1. Field
Aspects of the present disclosure generally relate to high-speed data communications interfaces, and more particularly, to pulse-amplitude-modulation-encoded data-communication links.
2. Background
Manufacturers of mobile devices, such as cellular phones, may deploy various electronic components in one or more integrated circuit (IC) devices and/or on one or more circuit boards. The electronic components may include processing devices, storage devices, communications transceivers, display drivers, and the like. In one example, a processing device may be provided on a printed circuit board (PCB) and may communicate with one or more memories on the same PCB and/or on a different PCB. The processor may communicate with the memory devices using a high-speed communications link that supports unidirectional and bidirectional channels for data and control signals.
In a multi-wire interface, the power consumption associated with a communications link can be significant in relation to a power budget available in a mobile wireless device. The power consumed by the communications link may be determined to some extent by one or more of Bus width, driver types used to transmit data on a transmission line, geometry and structure of the transmission line, encoding format, frequency of switching, logic states, which may be defined by voltage and current levels of an encoding scheme, and so on.

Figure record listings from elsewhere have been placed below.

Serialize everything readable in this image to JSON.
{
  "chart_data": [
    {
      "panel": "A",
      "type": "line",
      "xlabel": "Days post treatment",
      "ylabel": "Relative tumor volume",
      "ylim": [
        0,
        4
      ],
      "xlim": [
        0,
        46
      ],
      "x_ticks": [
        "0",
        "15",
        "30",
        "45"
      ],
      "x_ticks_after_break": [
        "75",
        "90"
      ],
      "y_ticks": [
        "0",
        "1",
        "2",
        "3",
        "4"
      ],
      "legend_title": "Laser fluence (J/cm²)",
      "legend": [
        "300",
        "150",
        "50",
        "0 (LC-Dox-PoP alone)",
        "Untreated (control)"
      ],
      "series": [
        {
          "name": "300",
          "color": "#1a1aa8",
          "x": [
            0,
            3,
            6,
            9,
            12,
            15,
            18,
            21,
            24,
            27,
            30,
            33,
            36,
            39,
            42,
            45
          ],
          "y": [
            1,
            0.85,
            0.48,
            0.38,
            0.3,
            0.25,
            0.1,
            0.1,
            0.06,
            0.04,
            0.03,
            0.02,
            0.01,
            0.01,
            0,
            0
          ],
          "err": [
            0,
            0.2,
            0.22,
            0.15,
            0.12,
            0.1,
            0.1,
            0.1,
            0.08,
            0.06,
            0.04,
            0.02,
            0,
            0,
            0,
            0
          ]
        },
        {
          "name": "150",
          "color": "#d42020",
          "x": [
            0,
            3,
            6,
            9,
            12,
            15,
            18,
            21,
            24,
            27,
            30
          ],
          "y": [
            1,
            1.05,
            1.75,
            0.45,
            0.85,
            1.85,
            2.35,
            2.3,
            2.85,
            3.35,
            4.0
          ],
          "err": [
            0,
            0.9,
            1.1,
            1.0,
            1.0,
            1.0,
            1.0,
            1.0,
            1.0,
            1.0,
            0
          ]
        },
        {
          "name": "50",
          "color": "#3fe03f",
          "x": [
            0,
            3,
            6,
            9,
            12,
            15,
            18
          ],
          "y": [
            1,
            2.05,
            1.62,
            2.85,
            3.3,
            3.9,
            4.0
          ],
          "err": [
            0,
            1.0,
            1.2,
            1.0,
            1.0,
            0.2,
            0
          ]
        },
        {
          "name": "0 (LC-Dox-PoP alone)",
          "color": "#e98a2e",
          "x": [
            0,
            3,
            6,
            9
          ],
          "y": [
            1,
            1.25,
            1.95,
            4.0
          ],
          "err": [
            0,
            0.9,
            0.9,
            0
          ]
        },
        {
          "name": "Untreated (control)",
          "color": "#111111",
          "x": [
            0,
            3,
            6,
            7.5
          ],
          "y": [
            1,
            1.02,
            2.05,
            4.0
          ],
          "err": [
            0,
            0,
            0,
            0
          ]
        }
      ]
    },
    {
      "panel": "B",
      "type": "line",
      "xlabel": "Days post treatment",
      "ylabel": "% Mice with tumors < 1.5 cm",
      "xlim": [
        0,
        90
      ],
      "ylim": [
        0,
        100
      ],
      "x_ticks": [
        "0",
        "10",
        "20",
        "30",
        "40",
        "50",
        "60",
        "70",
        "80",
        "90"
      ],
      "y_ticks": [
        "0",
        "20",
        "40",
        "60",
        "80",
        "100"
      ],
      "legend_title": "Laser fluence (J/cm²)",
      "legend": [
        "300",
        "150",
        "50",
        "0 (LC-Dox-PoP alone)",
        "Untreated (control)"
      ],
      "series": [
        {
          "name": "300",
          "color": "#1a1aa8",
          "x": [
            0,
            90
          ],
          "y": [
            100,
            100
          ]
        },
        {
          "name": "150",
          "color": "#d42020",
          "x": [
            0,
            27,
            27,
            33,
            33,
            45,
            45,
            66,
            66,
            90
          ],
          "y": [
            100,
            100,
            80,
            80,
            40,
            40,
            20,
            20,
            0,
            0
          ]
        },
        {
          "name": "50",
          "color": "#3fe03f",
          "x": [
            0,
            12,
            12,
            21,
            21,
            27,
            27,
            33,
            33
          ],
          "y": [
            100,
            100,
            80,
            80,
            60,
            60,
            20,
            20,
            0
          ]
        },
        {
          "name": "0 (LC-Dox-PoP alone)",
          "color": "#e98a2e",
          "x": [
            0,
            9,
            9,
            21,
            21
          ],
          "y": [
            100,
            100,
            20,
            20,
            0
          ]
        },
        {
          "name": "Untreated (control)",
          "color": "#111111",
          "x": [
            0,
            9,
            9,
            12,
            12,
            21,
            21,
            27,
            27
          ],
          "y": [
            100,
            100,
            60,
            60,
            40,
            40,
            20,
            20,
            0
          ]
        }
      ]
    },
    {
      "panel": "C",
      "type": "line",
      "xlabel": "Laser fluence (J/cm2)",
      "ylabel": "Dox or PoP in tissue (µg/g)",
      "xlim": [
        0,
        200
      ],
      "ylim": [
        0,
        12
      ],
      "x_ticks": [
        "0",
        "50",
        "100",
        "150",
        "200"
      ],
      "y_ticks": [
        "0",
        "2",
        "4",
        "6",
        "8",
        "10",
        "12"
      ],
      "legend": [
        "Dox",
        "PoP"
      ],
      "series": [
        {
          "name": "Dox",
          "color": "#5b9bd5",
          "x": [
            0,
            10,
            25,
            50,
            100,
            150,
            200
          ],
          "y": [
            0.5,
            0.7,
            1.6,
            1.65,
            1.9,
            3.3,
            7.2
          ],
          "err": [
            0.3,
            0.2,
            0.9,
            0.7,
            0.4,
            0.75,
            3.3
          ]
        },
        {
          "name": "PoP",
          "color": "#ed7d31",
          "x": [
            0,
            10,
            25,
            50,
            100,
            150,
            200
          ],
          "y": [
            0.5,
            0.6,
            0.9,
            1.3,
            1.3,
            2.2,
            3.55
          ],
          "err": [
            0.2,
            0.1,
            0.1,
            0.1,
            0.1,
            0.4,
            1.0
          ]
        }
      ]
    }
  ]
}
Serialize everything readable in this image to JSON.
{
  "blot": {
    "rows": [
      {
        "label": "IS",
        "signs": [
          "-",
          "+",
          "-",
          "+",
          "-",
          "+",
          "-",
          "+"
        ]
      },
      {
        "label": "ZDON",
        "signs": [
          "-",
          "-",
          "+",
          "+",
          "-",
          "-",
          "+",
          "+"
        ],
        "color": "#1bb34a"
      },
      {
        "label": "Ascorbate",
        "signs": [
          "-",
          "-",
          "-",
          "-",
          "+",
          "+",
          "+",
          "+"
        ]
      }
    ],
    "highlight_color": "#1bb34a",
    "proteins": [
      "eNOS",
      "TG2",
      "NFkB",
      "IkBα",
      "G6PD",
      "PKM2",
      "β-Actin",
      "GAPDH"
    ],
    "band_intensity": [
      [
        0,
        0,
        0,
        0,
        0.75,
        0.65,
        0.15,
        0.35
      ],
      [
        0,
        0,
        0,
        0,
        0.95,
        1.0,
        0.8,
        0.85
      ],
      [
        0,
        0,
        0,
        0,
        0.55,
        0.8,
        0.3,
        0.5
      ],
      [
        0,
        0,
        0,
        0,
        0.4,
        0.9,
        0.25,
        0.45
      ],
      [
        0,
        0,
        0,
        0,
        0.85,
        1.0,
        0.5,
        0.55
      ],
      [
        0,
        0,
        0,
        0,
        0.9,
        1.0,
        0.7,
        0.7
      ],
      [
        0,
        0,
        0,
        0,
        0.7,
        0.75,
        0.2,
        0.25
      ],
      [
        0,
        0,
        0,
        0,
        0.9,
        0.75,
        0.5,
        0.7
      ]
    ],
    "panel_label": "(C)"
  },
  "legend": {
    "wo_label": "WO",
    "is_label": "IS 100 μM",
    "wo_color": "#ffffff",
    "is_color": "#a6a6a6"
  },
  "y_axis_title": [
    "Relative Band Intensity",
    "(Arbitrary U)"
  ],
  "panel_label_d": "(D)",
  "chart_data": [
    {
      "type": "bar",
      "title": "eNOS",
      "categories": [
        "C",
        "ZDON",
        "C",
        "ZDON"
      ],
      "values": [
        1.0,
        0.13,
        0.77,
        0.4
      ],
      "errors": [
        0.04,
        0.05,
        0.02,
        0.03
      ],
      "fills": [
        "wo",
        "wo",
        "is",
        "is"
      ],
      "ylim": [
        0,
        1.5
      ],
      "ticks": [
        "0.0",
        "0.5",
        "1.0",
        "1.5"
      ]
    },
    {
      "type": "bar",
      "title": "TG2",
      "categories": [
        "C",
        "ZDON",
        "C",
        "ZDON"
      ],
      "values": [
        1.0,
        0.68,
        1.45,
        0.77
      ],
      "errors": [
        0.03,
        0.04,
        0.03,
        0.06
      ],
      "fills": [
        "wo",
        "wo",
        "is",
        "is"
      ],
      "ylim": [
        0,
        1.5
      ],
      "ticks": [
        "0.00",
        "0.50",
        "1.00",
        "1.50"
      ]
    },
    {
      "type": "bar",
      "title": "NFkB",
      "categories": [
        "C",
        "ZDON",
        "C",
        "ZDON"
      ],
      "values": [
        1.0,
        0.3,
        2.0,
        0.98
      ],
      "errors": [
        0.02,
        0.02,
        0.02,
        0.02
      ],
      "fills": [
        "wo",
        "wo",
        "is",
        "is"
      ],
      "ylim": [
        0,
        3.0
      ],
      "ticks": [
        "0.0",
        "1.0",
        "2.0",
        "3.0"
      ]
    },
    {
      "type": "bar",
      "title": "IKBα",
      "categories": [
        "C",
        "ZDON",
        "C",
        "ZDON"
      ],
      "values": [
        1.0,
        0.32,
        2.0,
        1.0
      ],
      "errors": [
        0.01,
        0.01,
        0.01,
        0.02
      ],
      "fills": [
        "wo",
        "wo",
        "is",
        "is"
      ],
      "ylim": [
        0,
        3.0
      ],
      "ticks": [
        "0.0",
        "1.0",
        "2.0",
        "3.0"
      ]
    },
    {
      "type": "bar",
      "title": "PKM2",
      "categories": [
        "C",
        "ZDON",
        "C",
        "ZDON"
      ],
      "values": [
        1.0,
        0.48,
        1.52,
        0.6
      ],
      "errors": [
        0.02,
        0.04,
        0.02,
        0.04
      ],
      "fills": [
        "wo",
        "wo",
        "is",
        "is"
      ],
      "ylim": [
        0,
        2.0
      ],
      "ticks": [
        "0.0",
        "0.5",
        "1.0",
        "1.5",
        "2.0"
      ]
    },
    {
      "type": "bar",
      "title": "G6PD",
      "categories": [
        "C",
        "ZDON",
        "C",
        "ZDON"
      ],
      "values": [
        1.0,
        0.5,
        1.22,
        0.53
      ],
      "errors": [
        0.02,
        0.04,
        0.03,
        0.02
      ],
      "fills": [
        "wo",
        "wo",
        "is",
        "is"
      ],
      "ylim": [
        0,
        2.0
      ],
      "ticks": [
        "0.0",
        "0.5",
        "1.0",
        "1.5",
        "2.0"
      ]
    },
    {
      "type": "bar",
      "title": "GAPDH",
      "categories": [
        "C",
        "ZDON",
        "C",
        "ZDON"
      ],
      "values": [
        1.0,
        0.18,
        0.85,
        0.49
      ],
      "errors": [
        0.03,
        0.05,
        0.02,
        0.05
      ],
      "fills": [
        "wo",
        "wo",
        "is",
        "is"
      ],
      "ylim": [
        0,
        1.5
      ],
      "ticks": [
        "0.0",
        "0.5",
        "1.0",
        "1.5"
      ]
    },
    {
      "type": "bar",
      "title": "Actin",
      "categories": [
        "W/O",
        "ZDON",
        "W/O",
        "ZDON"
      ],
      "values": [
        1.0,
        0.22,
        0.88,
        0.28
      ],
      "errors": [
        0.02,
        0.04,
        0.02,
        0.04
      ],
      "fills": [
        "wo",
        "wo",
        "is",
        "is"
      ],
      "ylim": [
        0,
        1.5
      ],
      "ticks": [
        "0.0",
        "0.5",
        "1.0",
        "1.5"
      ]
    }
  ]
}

Pulse-amplitude modulation (PAM) is a particular implementation of line coding techniques. PAM signaling can be used in high-speed data transmission schemes to implement data transfers. PAM line coding encodes message symbols (data symbols) into a pulse having an amplitude corresponding to the encoded data symbol. For example, each data symbol may be encoded into a pulse having a unique amplitude. Data symbols may have a one-to-one correspondence in mapping to pulse amplitudes or transmission symbols. PAM signaling on a channel involves the transmission of pulses with various amplitudes to a receiver on a single physical line.
In the PAM receiver, a termination resistor may be coupled between the transmission line and Ground (Gnd) to receive PAM signaling. The termination resistor value is generally selected to match the characteristic impedance of the transmission line and may be implemented as a fixed-value resistor. In some embodiments, the termination resistor could be implemented with an active device like a transistor. As PAM signaling is applied across the termination resistor, the voltage level across the termination resistor is measured to determine the amplitude of a particular PAM pulse. PAM signaling that causes positive and negative values of pulses across the termination resistor is a further aspect of line coding and may be referred to as bipolar encoding. The amplitude of the PAM pulse is used as the index into a lookup table to decode a data symbol that corresponds to the transmission symbol.
In PAM-4 signaling, four discrete pulse amplitudes makeup the encoded transmission symbols. As PAM-4 signaling is applied to the receiver, significant power is lost in the termination resistor. Currently, high speed data links using PAM-4 use a fixed resistor termination scheme with a unidirectional current flow mechanism. Each PAM-4 pulse produces an amount of current in the receiver proportional to the magnitude of the pulse across the termination resistor.